Last Sept. 16, Higashioka had a three-homer game against the Blue Jays, also in a game started by Cole. Five of his 12 career homers have come against Toronto.
Justin Wilson, Darren O'Day and Aroldis Chapman completed a five-hitter. Chapman worked the ninth in his first save chance this season, and the Yankees got back to .500 at 5-5 by winning consecutive games for only the second time this season.
Ray allowed two runs, three hits, three walks and struck out three over five innings in his first start of the season after being sidelined late in spring training by a bruised elbow. He was carrying his child down the stairs at his rental home when he slipped and fell. Ray's child was uninjured in the fall.
Five Toronto pitchers held the Yankees to four hits.

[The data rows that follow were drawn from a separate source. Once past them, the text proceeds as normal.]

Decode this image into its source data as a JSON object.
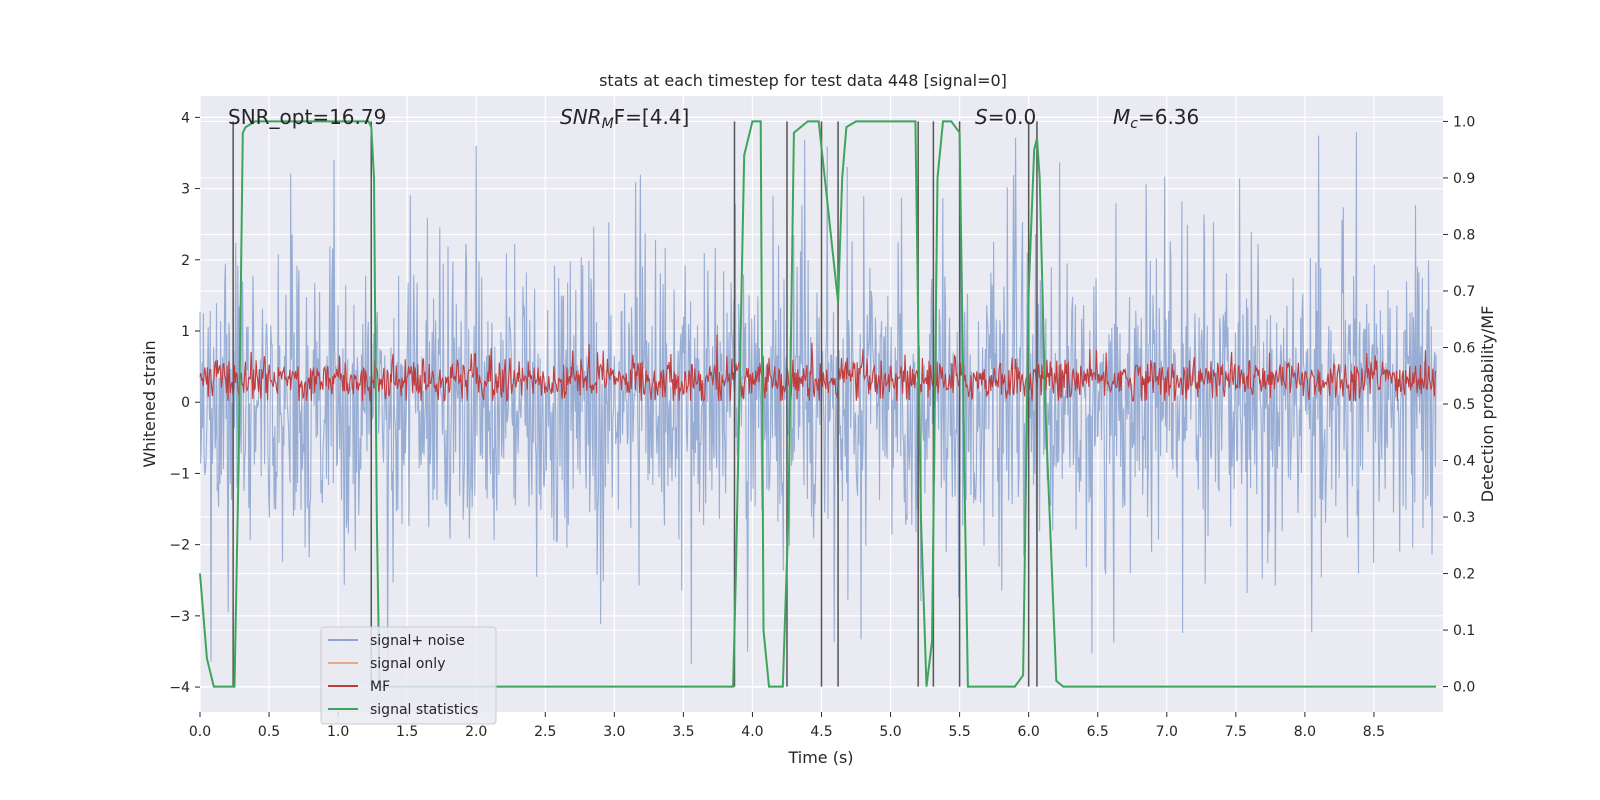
{
  "chart_data": {
    "type": "line",
    "title": "stats at each timestep for test data 448 [signal=0]",
    "xlabel": "Time (s)",
    "ylabel": "Whitened strain",
    "y2label": "Detection probability/MF",
    "xlim": [
      0.0,
      9.0
    ],
    "ylim": [
      -4.35,
      4.3
    ],
    "y2lim": [
      -0.045,
      1.045
    ],
    "xticks": [
      0.0,
      0.5,
      1.0,
      1.5,
      2.0,
      2.5,
      3.0,
      3.5,
      4.0,
      4.5,
      5.0,
      5.5,
      6.0,
      6.5,
      7.0,
      7.5,
      8.0,
      8.5
    ],
    "xtick_labels": [
      "0.0",
      "0.5",
      "1.0",
      "1.5",
      "2.0",
      "2.5",
      "3.0",
      "3.5",
      "4.0",
      "4.5",
      "5.0",
      "5.5",
      "6.0",
      "6.5",
      "7.0",
      "7.5",
      "8.0",
      "8.5"
    ],
    "yticks": [
      4,
      3,
      2,
      1,
      0,
      -1,
      -2,
      -3,
      -4
    ],
    "ytick_labels": [
      "4",
      "3",
      "2",
      "1",
      "0",
      "−1",
      "−2",
      "−3",
      "−4"
    ],
    "y2ticks": [
      1.0,
      0.9,
      0.8,
      0.7,
      0.6,
      0.5,
      0.4,
      0.3,
      0.2,
      0.1,
      0.0
    ],
    "y2tick_labels": [
      "1.0",
      "0.9",
      "0.8",
      "0.7",
      "0.6",
      "0.5",
      "0.4",
      "0.3",
      "0.2",
      "0.1",
      "0.0"
    ],
    "grid": true,
    "legend_position": "lower-left",
    "legend": [
      {
        "label": "signal+ noise",
        "color": "#8fa6d0"
      },
      {
        "label": "signal only",
        "color": "#e8a98a"
      },
      {
        "label": "MF",
        "color": "#c03d3e"
      },
      {
        "label": "signal statistics",
        "color": "#3fa45b"
      }
    ],
    "annotations": {
      "snr_opt": "SNR_opt=16.79",
      "snr_mf_main": "SNR",
      "snr_mf_sub": "M",
      "snr_mf_rest": "F=[4.4]",
      "s_main": "S",
      "s_rest": "=0.0",
      "mc_main": "M",
      "mc_sub": "c",
      "mc_rest": "=6.36"
    },
    "signal_plus_noise": {
      "axis": "left",
      "description_range": [
        -4.0,
        3.9
      ],
      "typical_envelope": [
        -1.6,
        1.5
      ]
    },
    "mf": {
      "axis": "left",
      "typical_range": [
        0.0,
        0.95
      ]
    },
    "signal_statistics": {
      "axis": "right",
      "x": [
        0.0,
        0.05,
        0.1,
        0.15,
        0.25,
        0.28,
        0.31,
        0.33,
        0.4,
        1.22,
        1.24,
        1.26,
        1.28,
        1.3,
        1.4,
        3.86,
        3.88,
        3.94,
        4.0,
        4.06,
        4.08,
        4.12,
        4.22,
        4.26,
        4.3,
        4.4,
        4.48,
        4.62,
        4.65,
        4.68,
        4.75,
        5.18,
        5.22,
        5.26,
        5.3,
        5.34,
        5.38,
        5.44,
        5.5,
        5.54,
        5.56,
        5.6,
        5.9,
        5.96,
        6.0,
        6.04,
        6.06,
        6.08,
        6.12,
        6.2,
        6.25,
        8.95
      ],
      "y": [
        0.2,
        0.05,
        0.0,
        0.0,
        0.0,
        0.4,
        0.98,
        0.99,
        1.0,
        1.0,
        0.99,
        0.9,
        0.3,
        0.0,
        0.0,
        0.0,
        0.2,
        0.94,
        1.0,
        1.0,
        0.1,
        0.0,
        0.0,
        0.3,
        0.98,
        1.0,
        1.0,
        0.68,
        0.9,
        0.99,
        1.0,
        1.0,
        0.3,
        0.0,
        0.08,
        0.9,
        1.0,
        1.0,
        0.98,
        0.3,
        0.0,
        0.0,
        0.0,
        0.02,
        0.7,
        0.95,
        0.97,
        0.9,
        0.5,
        0.01,
        0.0,
        0.0
      ]
    },
    "threshold_lines": {
      "color": "#555555",
      "x": [
        0.24,
        1.24,
        3.87,
        4.25,
        4.5,
        4.62,
        5.2,
        5.31,
        5.5,
        6.0,
        6.06
      ],
      "y2_top": 1.0,
      "y2_bottom": 0.0
    }
  }
}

It was the fourth game for Toronto at TD Ballpark this season and the first that counted there for the Yankees. The Blue Jays are playing at their spring training home through May due to Covid-19 restrictions in Canada, then appear likely to return to Buffalo, New York, the ballpark of their Triple-A team and Toronto's home during the shortened 2020 season.
"I guess I'm kind of indifferent to that," Cole said about pitching in Dunedin. "It was fine."
Cole threw 42 pitches in the first two innings before settling down and needing 56 in his next four.
He allowed Randal Grichuk's RBI grounder in the first. He worked out of a two-on, no-out jam during the second by striking out Alejandro Kirk, Josh Palacios and Marcus Semien.
Grichuk opened the ninth with a double off Chapman but left stranded when the closer retired his next three batters.